Taken in isolation, Andrew Mitchell’s outburst at a policeman in Downing Street – while lamentable – did not appear sufficient to warrant his resignation.
But the subsequent attempts by the former Chief Whip (who has now resigned) to save himself embarrassment made his position untenable. The on-going dispute, which has further complicated the Government’s already strained relations with Britain’s police, has left Mr Mitchell without the authority to fulfil his parliamentary duties.
The episode has highlighted once again David Cameron’s unwillingness to grasp the nettle at key points. His loyalty to those who fall out of line may be commendable, but it clouds his ability to take difficult decisions.

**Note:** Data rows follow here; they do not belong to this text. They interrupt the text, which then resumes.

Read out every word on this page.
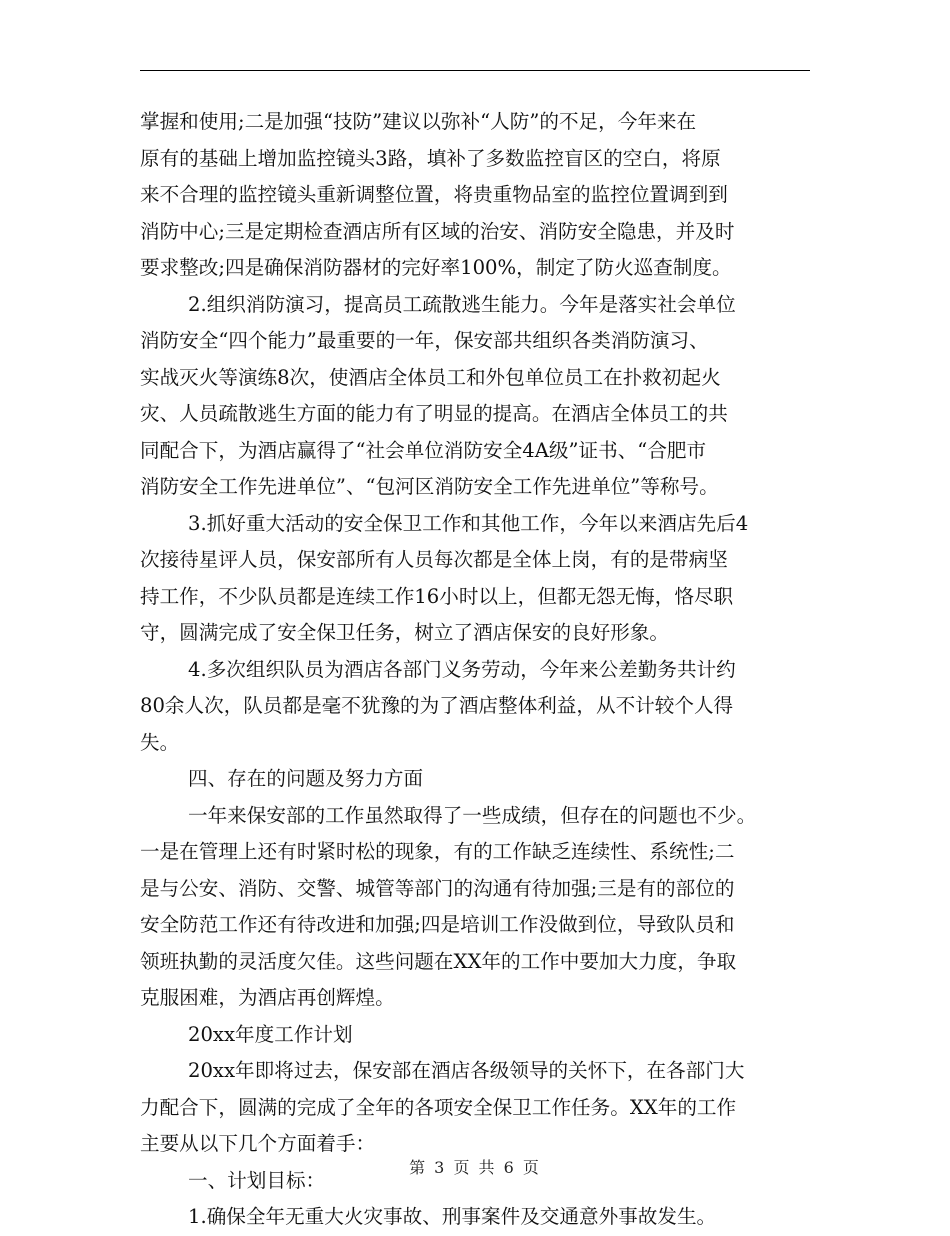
掌握和使用;二是加强“技防”建议以弥补“人防”的不足，今年来在
原有的基础上增加监控镜头3路，填补了多数监控盲区的空白，将原
来不合理的监控镜头重新调整位置，将贵重物品室的监控位置调到到
消防中心;三是定期检查酒店所有区域的治安、消防安全隐患，并及时
要求整改;四是确保消防器材的完好率100%，制定了防火巡查制度。
2.组织消防演习，提高员工疏散逃生能力。今年是落实社会单位
消防安全“四个能力”最重要的一年，保安部共组织各类消防演习、
实战灭火等演练8次，使酒店全体员工和外包单位员工在扑救初起火
灾、人员疏散逃生方面的能力有了明显的提高。在酒店全体员工的共
同配合下，为酒店赢得了“社会单位消防安全4A级”证书、“合肥市
消防安全工作先进单位”、“包河区消防安全工作先进单位”等称号。
3.抓好重大活动的安全保卫工作和其他工作，今年以来酒店先后4
次接待星评人员，保安部所有人员每次都是全体上岗，有的是带病坚
持工作，不少队员都是连续工作16小时以上，但都无怨无悔，恪尽职
守，圆满完成了安全保卫任务，树立了酒店保安的良好形象。
4.多次组织队员为酒店各部门义务劳动，今年来公差勤务共计约
80余人次，队员都是毫不犹豫的为了酒店整体利益，从不计较个人得
失。
四、存在的问题及努力方面
一年来保安部的工作虽然取得了一些成绩，但存在的问题也不少。
一是在管理上还有时紧时松的现象，有的工作缺乏连续性、系统性;二
是与公安、消防、交警、城管等部门的沟通有待加强;三是有的部位的
安全防范工作还有待改进和加强;四是培训工作没做到位，导致队员和
领班执勤的灵活度欠佳。这些问题在XX年的工作中要加大力度，争取
克服困难，为酒店再创辉煌。
20xx年度工作计划
20xx年即将过去，保安部在酒店各级领导的关怀下，在各部门大
力配合下，圆满的完成了全年的各项安全保卫工作任务。XX年的工作
主要从以下几个方面着手：
一、计划目标：
1.确保全年无重大火灾事故、刑事案件及交通意外事故发生。
第 3 页 共 6 页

The debacle over Mr Mitchell’s poor behaviour should have been dealt with some time ago, rather than being allowed to rumble on, fuelling accusations that the Government is out of touch.
For a Prime Minister who has set so much store by the inclusivity of the Big Society, such dilatoriness is at best counter-productive, at worst further evidence that he, too, is semi-detached. That Mr Mitchell has now resigned is to be welcomed. It should not have taken so long.
Unfortunately for Mr Cameron, one row ends, and another immediately begins. This time, it is the Chancellor who appears to feel himself entitled to special treatment, sitting in a First Class train carriage without the appropriate ticket. George Osborne may be Chancellor, but he must obey the rules, just like the rest of us.